Doa tahiyat akhir, sebagaimana yang diamalkan oleh kalangan nahdliyin berdasarkan tuntunan madzhab Syafi'i, adalah sebuah rangkaian doa yang luar biasa padat makna. Ia bukan sekadar ritual penutup shalat, melainkan sebuah rekapitulasi iman yang komprehensif. Dimulai dengan pengagungan mutlak kepada Allah, dilanjutkan dengan salam hormat kepada sang pembawa risalah, Nabi Muhammad SAW, serta doa universal bagi seluruh hamba yang shalih.

Ikrar syahadatain diperbarui, mengokohkan kembali pilar tauhid dan kerasulan.

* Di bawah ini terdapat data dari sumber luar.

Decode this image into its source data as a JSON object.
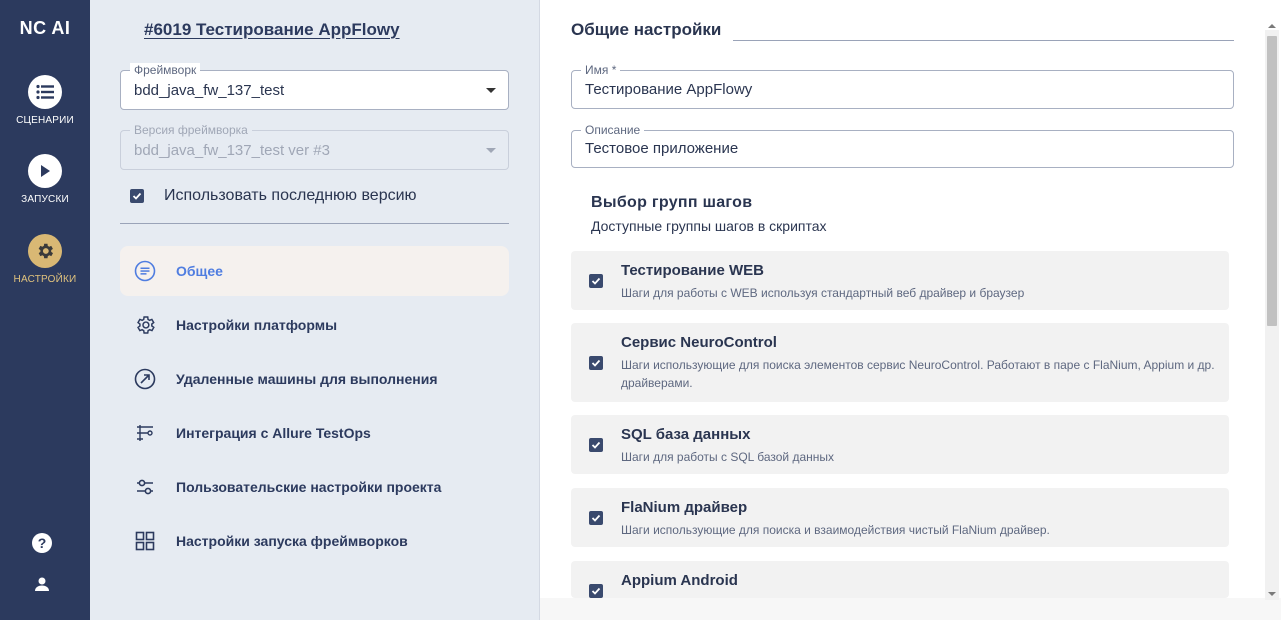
{
  "app": {
    "logo": "NC AI"
  },
  "rail": {
    "items": [
      {
        "label": "СЦЕНАРИИ",
        "icon": "list-icon"
      },
      {
        "label": "ЗАПУСКИ",
        "icon": "play-icon"
      },
      {
        "label": "НАСТРОЙКИ",
        "icon": "gear-icon",
        "active": true
      }
    ],
    "help": "?",
    "user_icon": "user-icon"
  },
  "project": {
    "title": "#6019 Тестирование AppFlowy",
    "framework": {
      "label": "Фреймворк",
      "value": "bdd_java_fw_137_test"
    },
    "framework_version": {
      "label": "Версия фреймворка",
      "value": "bdd_java_fw_137_test ver #3"
    },
    "use_last_version": {
      "label": "Использовать последнюю версию",
      "checked": true
    }
  },
  "menu": {
    "items": [
      {
        "label": "Общее",
        "icon": "list-circle-icon",
        "active": true
      },
      {
        "label": "Настройки платформы",
        "icon": "gear-icon"
      },
      {
        "label": "Удаленные машины для выполнения",
        "icon": "remote-icon"
      },
      {
        "label": "Интеграция с Allure TestOps",
        "icon": "integration-icon"
      },
      {
        "label": "Пользовательские настройки проекта",
        "icon": "sliders-icon"
      },
      {
        "label": "Настройки запуска фреймворков",
        "icon": "grid-icon"
      }
    ]
  },
  "general": {
    "title": "Общие настройки",
    "name": {
      "label": "Имя *",
      "value": "Тестирование AppFlowy"
    },
    "description": {
      "label": "Описание",
      "value": "Тестовое приложение"
    },
    "groups_title": "Выбор групп шагов",
    "groups_subtitle": "Доступные группы шагов в скриптах",
    "groups": [
      {
        "title": "Тестирование WEB",
        "desc": "Шаги для работы с WEB используя стандартный веб драйвер и браузер",
        "checked": true
      },
      {
        "title": "Сервис NeuroControl",
        "desc": "Шаги использующие для поиска элементов сервис NeuroControl. Работают в паре с FlaNium, Appium и др. драйверами.",
        "checked": true
      },
      {
        "title": "SQL база данных",
        "desc": "Шаги для работы с SQL базой данных",
        "checked": true
      },
      {
        "title": "FlaNium драйвер",
        "desc": "Шаги использующие для поиска и взаимодействия чистый FlaNium драйвер.",
        "checked": true
      },
      {
        "title": "Appium Android",
        "desc": "",
        "checked": true
      }
    ]
  },
  "colors": {
    "rail": "#2c3a5e",
    "accent": "#4f7de0",
    "active_icon": "#d9b874"
  }
}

Shalawat Ibrahimiyyah menjadi puncak ungkapan cinta dan permohonan kemuliaan bagi Nabi, sembari menyambungkan sanad spiritual kita kepada Nabi Ibrahim AS. Dan sebagai penutup, kita memohon perlindungan dari empat ancaman terbesar bagi iman dan keselamatan seorang hamba, baik di dunia, di alam kubur, maupun di akhirat.

Dengan memahami dan meresapi setiap kalimat dalam doa tahiyat akhir, semoga shalat kita tidak lagi menjadi gerakan dan ucapan mekanis, melainkan sebuah dialog spiritual yang mendalam, sebuah mi'raj kecil yang mengantarkan kita pada puncak ketenangan dan kedekatan dengan Allah SWT. Amin ya Rabbal ‘alamin.